This is a wise move on Noem’s part because almost half the legislators who go to Pierre have known nothing but flush years during their service. As Noem noted in her column, 49% of the Legislature’s 105 lawmakers have been serving only since 2020.
“These legislators are used to having huge revenues and surpluses to spend on whatever they want,” Noem said in her column. “They have not had to do what more and more families across America are having to do — stick to a tight budget.”
What those lawmakers will learn is that in most budget years, there are some groups that are typically losers. It’s not uncommon, when the budget is tight, for a lack of revenue to leave education, health care and state employee salaries underfunded.
Faced with a lack of funding, it’s likely lawmakers will look around for other sources of revenue. Noem was adamant in her column that they should keep their hands off what she refers to as the “tax holiday” implemented in the last session when the Legislature cut the state sales tax from 4.5% to 4.2%.
While this tax cut doesn’t provide much relief at the cash register —spend $100 to save 30 cents — it will account for an estimated $104 million that won’t be flowing into state coffers. It’s no wonder that some lawmakers are already talking about putting an early end to the tax holiday.
Aside from the state’s regular funding needs, there are new financial challenges on the horizon. A legislative summer study looked at ways to help financially strapped counties. One solution would be for the state to take on some of the cost of tax collection, criminal justice and emergency management. Good luck paying for those added burdens in a normal budget year.
Another summer study sought sustainable models for long-term care. One news report said the committee had developed a dozen recommendations that came with a $9 million price tag. Finding an extra $9 million won’t be easy now that the federal well has run dry.
Another challenge the Legislature faces is teacher pay. Depending on who is making the national rankings, South Dakota once again generally ranks close to last in teacher pay. The last time the Legislature tried to do something about that, they ended up raising the sales tax. Just as she was adamant about not ending the tax holiday, Noem’s column was just as forceful about not raising taxes.

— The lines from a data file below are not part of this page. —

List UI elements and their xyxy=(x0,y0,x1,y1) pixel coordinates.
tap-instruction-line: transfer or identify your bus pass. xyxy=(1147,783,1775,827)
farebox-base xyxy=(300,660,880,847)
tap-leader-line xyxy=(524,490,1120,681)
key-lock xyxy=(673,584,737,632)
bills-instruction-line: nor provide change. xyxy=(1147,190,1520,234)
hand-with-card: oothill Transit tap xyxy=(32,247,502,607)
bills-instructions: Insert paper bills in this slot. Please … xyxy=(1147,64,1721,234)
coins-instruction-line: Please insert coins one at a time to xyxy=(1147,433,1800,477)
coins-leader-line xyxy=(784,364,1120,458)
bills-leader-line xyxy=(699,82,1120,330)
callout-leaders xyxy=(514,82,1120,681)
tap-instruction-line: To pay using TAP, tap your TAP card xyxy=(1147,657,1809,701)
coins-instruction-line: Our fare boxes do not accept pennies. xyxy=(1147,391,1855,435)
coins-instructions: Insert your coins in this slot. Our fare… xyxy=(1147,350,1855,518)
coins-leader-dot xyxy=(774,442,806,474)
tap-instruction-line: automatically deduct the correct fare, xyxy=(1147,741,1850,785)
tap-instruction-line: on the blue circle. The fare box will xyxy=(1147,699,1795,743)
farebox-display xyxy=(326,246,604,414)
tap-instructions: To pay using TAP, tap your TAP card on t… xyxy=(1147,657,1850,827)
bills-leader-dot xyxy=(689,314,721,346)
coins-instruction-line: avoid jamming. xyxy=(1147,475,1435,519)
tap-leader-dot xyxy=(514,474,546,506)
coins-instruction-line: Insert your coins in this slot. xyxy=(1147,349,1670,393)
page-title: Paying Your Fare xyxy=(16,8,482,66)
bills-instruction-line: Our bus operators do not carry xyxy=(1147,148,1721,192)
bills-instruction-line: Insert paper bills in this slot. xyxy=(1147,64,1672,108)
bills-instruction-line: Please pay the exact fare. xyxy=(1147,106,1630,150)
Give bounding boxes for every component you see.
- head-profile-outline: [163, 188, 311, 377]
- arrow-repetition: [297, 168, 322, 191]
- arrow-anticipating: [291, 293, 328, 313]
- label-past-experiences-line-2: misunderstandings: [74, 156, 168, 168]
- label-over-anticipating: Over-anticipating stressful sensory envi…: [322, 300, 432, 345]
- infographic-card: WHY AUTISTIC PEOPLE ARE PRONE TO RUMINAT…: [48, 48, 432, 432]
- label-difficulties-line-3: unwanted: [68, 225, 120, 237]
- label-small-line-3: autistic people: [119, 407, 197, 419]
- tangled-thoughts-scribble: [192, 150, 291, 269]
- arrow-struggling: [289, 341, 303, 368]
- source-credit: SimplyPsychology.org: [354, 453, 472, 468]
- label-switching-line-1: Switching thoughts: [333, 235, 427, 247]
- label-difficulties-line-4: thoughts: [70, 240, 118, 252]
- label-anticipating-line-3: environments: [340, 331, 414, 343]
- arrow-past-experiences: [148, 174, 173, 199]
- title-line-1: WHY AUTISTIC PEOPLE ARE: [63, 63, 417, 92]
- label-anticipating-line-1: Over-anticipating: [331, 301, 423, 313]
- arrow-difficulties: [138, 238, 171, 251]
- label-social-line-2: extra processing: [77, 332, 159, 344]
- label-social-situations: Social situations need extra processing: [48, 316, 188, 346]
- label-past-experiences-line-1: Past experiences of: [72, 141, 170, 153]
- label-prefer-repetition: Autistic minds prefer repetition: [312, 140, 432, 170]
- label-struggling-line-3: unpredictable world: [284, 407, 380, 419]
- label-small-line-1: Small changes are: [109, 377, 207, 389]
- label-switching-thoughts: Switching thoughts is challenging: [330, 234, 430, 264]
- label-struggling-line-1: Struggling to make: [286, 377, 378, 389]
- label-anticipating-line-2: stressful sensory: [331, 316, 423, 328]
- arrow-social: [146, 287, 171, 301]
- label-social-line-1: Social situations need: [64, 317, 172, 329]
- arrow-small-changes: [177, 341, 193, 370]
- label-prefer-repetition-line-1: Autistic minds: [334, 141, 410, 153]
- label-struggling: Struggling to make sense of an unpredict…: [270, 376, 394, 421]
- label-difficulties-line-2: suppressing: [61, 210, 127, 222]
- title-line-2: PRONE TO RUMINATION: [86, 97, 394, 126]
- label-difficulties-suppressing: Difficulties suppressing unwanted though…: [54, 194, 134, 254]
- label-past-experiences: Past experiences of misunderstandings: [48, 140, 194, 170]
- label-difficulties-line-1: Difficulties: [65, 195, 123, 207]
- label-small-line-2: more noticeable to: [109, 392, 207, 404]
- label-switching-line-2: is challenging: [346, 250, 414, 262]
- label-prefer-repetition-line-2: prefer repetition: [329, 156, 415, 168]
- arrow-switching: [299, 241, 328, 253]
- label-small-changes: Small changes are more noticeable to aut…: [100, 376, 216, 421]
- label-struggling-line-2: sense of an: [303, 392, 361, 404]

While Noem is smart to start lowering expectations for lawmakers who are accustomed to spending, in this case she may not be the best voice to offer this particular message. During the last session, lawmakers were less than receptive to her legislative agenda.
They opted to lower the overall state sales tax rather than endorse the governor’s plan to cut the state sales tax on groceries. They didn’t approve of her push to add more family leave for state employees, forcing Noem to make the change administratively. She offered a bill that would create a board to vet the sales of agricultural land to foreign countries. Despite the governor’s backing, the Legislature said no thanks.
That’s not the way anyone would expect a super-majority of Republican lawmakers to treat the leader of their party. While Noem is working to set the mood for the next legislative session, only time will tell if lawmakers are in the mood to follow her lead.